South Korean President Lee Myung-Bak convened a top-level security meeting today to discuss growing tensions on the maritime border with North Korea ahead of the South’s presidential election.

“Issues related to North Korea and other outstanding diplomatic and security matters will be discussed at the meeting,” presidential Blue House spokeswoman Lee Mi-Yon told AFP.

Participants included the unification and defence ministers, the first vice-foreign minister, the head of the National Intelligence Service and the senior presidential security advisor, she said.

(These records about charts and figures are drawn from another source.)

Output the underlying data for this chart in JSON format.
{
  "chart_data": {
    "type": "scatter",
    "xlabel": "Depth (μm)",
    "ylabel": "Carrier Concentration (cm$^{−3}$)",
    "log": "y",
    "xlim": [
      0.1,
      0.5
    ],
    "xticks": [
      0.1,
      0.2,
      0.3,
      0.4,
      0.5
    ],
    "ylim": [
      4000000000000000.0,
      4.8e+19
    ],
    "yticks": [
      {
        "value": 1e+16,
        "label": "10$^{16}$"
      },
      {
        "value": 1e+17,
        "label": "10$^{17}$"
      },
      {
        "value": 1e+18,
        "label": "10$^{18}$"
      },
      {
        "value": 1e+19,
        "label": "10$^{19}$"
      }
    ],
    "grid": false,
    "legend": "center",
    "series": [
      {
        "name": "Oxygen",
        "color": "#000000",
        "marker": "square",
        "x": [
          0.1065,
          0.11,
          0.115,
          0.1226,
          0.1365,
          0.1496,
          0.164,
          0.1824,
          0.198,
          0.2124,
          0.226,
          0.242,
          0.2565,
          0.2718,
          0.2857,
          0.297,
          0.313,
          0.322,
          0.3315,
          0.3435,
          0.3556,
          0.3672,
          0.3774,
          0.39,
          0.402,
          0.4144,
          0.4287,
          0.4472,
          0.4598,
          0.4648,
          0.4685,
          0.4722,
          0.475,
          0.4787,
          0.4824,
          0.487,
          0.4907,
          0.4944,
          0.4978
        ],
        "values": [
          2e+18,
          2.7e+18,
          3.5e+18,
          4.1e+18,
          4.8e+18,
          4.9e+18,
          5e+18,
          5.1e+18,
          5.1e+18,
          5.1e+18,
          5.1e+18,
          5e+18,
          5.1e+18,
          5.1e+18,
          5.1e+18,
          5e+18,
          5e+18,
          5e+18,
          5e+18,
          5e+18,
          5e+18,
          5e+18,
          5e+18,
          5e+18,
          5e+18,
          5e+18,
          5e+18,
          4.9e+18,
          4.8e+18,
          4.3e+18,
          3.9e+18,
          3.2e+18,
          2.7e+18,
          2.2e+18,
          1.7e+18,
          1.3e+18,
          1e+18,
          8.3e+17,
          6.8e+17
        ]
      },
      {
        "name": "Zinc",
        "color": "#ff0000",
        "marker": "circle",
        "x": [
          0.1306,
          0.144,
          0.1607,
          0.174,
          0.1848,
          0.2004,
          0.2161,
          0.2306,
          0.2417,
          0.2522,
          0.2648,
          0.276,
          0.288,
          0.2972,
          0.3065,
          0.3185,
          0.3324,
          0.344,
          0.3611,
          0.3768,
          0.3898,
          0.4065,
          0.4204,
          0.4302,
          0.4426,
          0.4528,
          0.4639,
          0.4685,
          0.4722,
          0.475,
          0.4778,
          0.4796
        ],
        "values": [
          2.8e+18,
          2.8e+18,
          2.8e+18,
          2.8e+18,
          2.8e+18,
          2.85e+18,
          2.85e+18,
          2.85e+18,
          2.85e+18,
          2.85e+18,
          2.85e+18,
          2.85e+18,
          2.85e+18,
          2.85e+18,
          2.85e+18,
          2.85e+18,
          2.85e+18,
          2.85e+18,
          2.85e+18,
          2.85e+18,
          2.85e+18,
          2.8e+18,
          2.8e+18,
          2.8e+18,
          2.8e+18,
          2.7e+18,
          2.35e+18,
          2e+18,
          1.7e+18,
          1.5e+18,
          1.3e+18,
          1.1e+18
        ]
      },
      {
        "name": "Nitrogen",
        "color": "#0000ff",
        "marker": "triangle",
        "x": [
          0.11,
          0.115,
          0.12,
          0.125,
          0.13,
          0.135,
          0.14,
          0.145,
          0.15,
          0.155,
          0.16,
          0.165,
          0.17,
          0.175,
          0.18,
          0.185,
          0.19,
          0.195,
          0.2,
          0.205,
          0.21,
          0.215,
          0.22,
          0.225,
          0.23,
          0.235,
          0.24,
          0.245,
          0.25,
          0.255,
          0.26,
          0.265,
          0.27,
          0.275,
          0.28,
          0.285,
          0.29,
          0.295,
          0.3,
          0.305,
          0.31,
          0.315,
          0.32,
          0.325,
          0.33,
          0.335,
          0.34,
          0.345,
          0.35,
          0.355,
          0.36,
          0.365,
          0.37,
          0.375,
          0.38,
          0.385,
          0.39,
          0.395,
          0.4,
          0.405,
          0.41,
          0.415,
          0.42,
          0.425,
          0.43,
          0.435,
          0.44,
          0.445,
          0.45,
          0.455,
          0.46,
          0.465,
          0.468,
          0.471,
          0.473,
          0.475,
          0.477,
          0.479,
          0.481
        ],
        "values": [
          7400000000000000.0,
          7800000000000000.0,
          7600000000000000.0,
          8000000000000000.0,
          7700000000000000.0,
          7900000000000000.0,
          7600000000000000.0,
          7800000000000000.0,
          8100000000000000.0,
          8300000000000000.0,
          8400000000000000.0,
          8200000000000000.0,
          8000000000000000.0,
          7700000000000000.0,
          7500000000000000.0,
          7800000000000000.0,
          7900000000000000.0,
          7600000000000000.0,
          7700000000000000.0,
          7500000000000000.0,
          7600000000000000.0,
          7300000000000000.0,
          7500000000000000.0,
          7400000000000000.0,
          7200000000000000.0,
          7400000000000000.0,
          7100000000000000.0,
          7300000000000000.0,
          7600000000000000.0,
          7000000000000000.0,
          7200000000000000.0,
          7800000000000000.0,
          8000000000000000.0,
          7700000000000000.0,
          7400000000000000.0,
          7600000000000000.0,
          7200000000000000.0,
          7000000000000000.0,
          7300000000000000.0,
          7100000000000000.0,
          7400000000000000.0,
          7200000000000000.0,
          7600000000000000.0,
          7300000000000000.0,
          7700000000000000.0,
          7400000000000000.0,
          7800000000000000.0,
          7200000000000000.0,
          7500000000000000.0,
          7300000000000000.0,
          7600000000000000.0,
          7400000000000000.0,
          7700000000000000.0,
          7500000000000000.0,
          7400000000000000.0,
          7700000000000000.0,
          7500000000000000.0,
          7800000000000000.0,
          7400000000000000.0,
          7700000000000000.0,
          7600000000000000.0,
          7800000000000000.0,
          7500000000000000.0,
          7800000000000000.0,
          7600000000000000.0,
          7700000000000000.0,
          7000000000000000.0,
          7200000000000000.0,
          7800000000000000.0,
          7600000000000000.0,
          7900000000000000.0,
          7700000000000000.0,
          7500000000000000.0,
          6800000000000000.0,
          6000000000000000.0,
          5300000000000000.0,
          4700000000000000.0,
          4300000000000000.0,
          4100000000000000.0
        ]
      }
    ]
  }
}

On Monday, Lee warned of “growing threats” to the country’s maritime security, posed by North Korea and regional territorial disputes over isolated island chains.

“We can never let our guard down even for a moment,” he said during a visit to a coastguard base in the southern port city of Busan.

Weeks of repeated incursions by North Korean fishing vessels over the disputed Yellow Sea border culminated in the South Korean navy firing warning shots last week to push the boats back.

Pyongyang denounced the “shooting rampage” and threatened to respond with a “powerful strike of the (North’s) front units which know of no limit.”

South Koreans go to the polls to choose a new president in December, and there are fears that Pyongyang may be looking to instigate a clash that would overshadow the election process.

“Too many ships are violating the border too many times to call them a mistake,” Unification Minister Yu Woo-Ik said this week.

“I just hope that such unusual... (border) violation is not planned,” Yu said.